I'm sure I haven't dodged that criticism, but I tried to anticipate it with some touches of the unexpected.
This is not autobiography. That said, we did have a war memorial in Takoma Park (though not in Spring Park), and I was once skinny enough to slip through the gaps in it. And I did, and do, care deeply about the roots of trees. And I guess it's fair to say I've got some conflicted feelings about war. But "tomboy"? Yeah, not me.
War Monument, Spring Park
I played there when I was nine,
slipped my skinny tomboy self
between the four pillars. Three openings,
like doors on “Let’s Make a Deal.”
What would be back there? The stuff
not worth showing off: poky shrubs,
chewed-up walnut shells, ants
and potato beetles. Out front,
a white apron of stone, making sure
we knew the city called this place special.

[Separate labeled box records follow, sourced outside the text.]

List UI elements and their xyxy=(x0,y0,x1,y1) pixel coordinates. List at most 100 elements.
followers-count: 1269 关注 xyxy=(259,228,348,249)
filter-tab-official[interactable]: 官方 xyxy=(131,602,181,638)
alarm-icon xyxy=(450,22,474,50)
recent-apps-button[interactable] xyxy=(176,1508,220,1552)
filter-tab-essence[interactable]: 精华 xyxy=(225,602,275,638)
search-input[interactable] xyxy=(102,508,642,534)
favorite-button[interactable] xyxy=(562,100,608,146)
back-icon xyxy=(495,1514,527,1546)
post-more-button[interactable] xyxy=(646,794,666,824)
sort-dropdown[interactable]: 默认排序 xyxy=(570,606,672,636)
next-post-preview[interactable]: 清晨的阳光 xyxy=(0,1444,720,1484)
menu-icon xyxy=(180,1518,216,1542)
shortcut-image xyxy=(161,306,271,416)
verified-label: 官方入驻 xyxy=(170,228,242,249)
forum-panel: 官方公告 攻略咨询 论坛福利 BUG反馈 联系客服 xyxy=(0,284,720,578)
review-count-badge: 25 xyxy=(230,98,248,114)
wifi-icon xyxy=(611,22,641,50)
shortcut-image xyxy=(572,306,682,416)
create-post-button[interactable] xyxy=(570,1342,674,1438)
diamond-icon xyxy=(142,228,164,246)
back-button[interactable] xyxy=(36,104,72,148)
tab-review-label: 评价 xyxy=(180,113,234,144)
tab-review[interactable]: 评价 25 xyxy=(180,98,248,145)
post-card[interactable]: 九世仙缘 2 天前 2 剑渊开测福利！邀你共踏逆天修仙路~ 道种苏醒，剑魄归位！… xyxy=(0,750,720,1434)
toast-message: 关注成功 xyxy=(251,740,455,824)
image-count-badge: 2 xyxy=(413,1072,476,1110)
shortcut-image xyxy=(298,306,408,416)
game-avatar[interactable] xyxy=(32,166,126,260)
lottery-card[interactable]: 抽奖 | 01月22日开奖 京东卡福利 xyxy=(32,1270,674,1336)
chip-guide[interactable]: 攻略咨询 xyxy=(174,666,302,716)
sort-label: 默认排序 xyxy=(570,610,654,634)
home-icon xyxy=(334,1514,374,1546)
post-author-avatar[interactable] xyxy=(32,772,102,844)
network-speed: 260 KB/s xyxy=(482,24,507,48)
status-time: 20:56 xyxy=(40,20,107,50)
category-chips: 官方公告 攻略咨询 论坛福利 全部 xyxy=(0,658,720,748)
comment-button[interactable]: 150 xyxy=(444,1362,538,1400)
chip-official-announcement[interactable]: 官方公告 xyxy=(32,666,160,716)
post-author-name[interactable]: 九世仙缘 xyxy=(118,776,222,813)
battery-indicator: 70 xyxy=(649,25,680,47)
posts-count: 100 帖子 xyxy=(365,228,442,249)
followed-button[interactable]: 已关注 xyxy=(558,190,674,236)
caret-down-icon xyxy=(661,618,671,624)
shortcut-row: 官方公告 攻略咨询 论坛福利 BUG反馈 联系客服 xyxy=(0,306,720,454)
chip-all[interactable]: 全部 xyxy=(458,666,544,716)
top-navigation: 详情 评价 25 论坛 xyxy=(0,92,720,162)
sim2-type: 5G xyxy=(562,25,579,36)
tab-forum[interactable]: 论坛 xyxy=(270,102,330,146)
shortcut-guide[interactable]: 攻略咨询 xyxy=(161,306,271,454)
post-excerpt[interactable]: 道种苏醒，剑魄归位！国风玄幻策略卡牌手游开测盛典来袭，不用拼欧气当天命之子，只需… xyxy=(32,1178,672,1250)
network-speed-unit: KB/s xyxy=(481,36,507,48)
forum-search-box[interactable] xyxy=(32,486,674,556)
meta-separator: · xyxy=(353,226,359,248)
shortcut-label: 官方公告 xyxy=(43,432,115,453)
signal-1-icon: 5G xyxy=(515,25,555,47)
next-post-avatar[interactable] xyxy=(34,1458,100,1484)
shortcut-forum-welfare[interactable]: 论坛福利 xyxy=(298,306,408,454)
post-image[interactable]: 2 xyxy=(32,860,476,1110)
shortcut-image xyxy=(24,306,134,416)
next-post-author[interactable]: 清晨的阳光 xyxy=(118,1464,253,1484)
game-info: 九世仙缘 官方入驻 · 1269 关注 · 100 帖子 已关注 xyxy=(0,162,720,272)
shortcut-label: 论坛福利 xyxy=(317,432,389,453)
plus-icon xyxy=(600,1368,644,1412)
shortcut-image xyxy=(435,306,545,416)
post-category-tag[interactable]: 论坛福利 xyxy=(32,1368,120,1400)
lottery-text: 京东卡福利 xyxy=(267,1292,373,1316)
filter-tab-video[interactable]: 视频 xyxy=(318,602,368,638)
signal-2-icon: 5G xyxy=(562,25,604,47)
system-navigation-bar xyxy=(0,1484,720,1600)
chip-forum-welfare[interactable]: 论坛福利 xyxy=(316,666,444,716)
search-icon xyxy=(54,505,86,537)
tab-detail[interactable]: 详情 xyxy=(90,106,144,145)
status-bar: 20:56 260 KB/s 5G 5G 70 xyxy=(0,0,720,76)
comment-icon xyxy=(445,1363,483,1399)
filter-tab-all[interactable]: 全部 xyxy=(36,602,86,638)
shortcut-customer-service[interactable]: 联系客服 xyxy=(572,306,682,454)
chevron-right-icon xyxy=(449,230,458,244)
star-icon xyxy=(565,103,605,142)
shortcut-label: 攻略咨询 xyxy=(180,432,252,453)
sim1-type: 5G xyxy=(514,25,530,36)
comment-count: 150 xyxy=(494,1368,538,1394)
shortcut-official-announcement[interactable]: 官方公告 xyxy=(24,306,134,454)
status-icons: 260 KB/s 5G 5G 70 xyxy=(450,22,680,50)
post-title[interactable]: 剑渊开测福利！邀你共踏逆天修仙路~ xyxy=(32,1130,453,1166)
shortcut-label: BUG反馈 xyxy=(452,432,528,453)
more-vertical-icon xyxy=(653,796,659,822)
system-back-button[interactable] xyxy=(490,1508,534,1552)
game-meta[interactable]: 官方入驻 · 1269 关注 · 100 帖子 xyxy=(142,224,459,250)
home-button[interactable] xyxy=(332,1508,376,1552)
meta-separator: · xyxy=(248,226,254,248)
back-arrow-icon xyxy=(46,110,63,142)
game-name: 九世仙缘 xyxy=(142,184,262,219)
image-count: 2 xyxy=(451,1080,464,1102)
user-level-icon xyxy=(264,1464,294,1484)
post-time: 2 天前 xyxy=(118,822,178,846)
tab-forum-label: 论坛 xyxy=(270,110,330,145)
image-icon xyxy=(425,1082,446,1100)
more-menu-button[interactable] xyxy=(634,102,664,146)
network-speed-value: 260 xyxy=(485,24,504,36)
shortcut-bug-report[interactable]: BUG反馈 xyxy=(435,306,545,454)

Flanking, left and right: tall trees.
I clutched the bark as I walked
root to root, slowing at the pale stone.
Nineteen steps of reverence before
nature was allowed to wave
its branches again. I believed
the dead were down there, you see:
four special heroes, joined by war.
When I stepped, then, onto the next
knuckle of wood, I imagined its finger
grew down into the purple heart
of one of those lost men. Sometimes
I’d hop a little, give him a tickle.